Uber has been ordered to pay $ 1.1 million to a blind woman whose drivers have refused to ride with her dog on 14 different occasions.
(Lisa Irving) said: that drivers on some occasions verbally abused her or harassed her about transporting her guide dog in the car, and one of the drivers took her to a different location, claiming that she had reached her destination.
An independent arbitrator ruled that Uber drivers unlawfully discriminated against her because of her condition, and the arbitrator rejected Uber’s claim that the company itself is not responsible, because its drivers have the status of contractors and not employees.
Irving, from San Francisco, said she was concerned for her safety after being stranded multiple times late at night due to being rejected by drivers.

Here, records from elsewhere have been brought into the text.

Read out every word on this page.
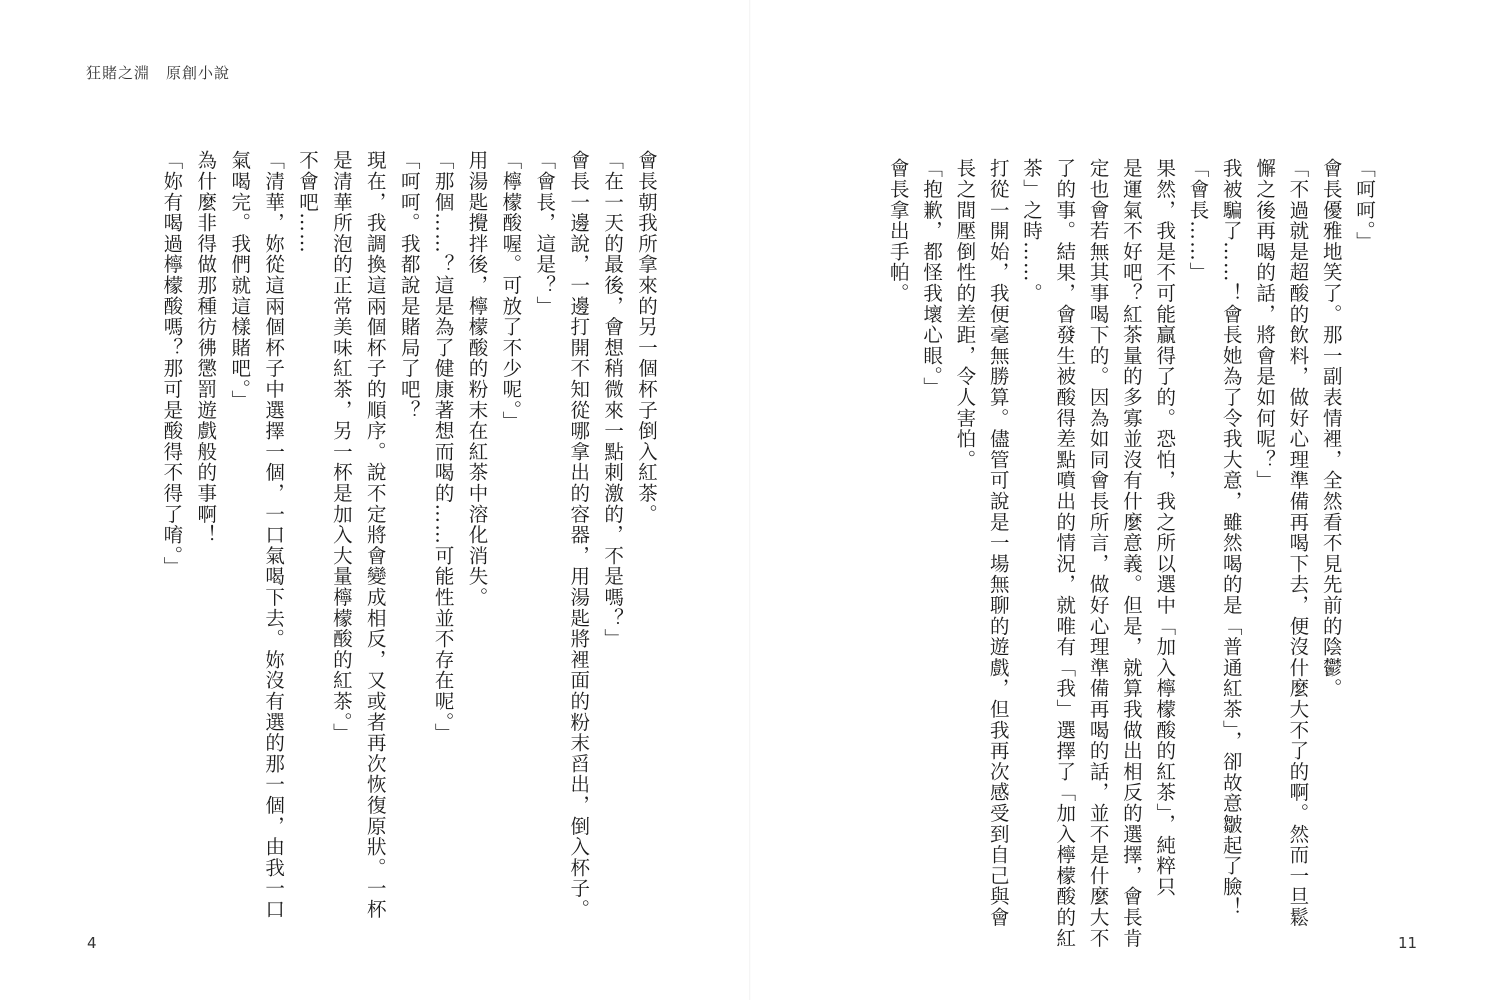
狂賭之淵　原創小說
會長朝我所拿來的另一個杯子倒入紅茶。
「在一天的最後，會想稍微來一點刺激的，不是嗎？」
會長一邊說，一邊打開不知從哪拿出的容器，用湯匙將裡面的粉末舀出，倒入杯子。
「會長，這是？」
「檸檬酸喔。可放了不少呢。」
用湯匙攪拌後，檸檬酸的粉末在紅茶中溶化消失。
「那個……？這是為了健康著想而喝的……可能性並不存在呢。」
「呵呵。我都說是賭局了吧？
現在，我調換這兩個杯子的順序。說不定將會變成相反，又或者再次恢復原狀。一杯
是清華所泡的正常美味紅茶，另一杯是加入大量檸檬酸的紅茶。」
不會吧……
「清華，妳從這兩個杯子中選擇一個，一口氣喝下去。妳沒有選的那一個，由我一口
氣喝完。我們就這樣賭吧。」
為什麼非得做那種彷彿懲罰遊戲般的事啊！
「妳有喝過檸檬酸嗎？那可是酸得不得了唷。」
4
「呵呵。」
會長優雅地笑了。那一副表情裡，全然看不見先前的陰鬱。
「不過就是超酸的飲料，做好心理準備再喝下去，便沒什麼大不了的啊。然而一旦鬆
懈之後再喝的話，將會是如何呢？」
我被騙了……！會長她為了令我大意，雖然喝的是「普通紅茶」，卻故意皺起了臉！
「會長……」
果然，我是不可能贏得了的。恐怕，我之所以選中「加入檸檬酸的紅茶」，純粹只
是運氣不好吧？紅茶量的多寡並沒有什麼意義。但是，就算我做出相反的選擇，會長肯
定也會若無其事喝下的。因為如同會長所言，做好心理準備再喝的話，並不是什麼大不
了的事。結果，會發生被酸得差點噴出的情況，就唯有「我」選擇了「加入檸檬酸的紅
茶」之時……。
打從一開始，我便毫無勝算。儘管可說是一場無聊的遊戲，但我再次感受到自己與會
長之間壓倒性的差距，令人害怕。
「抱歉，都怪我壞心眼。」
會長拿出手帕。
11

She explained that the canceled trips also led to her delay from work, which contributed to her dismissal from her job, and that the drivers’ behavior continued despite her complaints to Uber.
An Irving spokesperson said: Of all Americans who should be liberated by the ride-sharing revolution, the blind and partially sighted are among those who benefit the most.
He added: Under the Americans with Disabilities Act, a guide dog should be able to go anywhere a blind person could go.
In a statement issued to the media after the ruling, a spokesperson for Uber said: The company is proud of the assistance it provides to blind riders.
The statement added: Drivers who use the Uber app are expected to provide services to riders with service animals and to comply with accessibility and other laws, and we provide regular education to drivers on this liability and our team considers every complaint and takes appropriate action.
This is not the first time that Uber has faced a legal battle from the blind community, as the National Union of the Blind in the United States in 2014 filed a lawsuit against the application of shared transportation over guide dogs regulations.
The case was settled for $ 2.6 million in 2017 when Uber agreed to make sure its drivers know they are legally required to provide service to people who have guide dogs.
Irving said For a newspaper San Francisco Chronicle: I’m sorry that this happened, and I would have preferred that my civil rights be respected, but the lawsuit sends a strong message that this is unacceptable.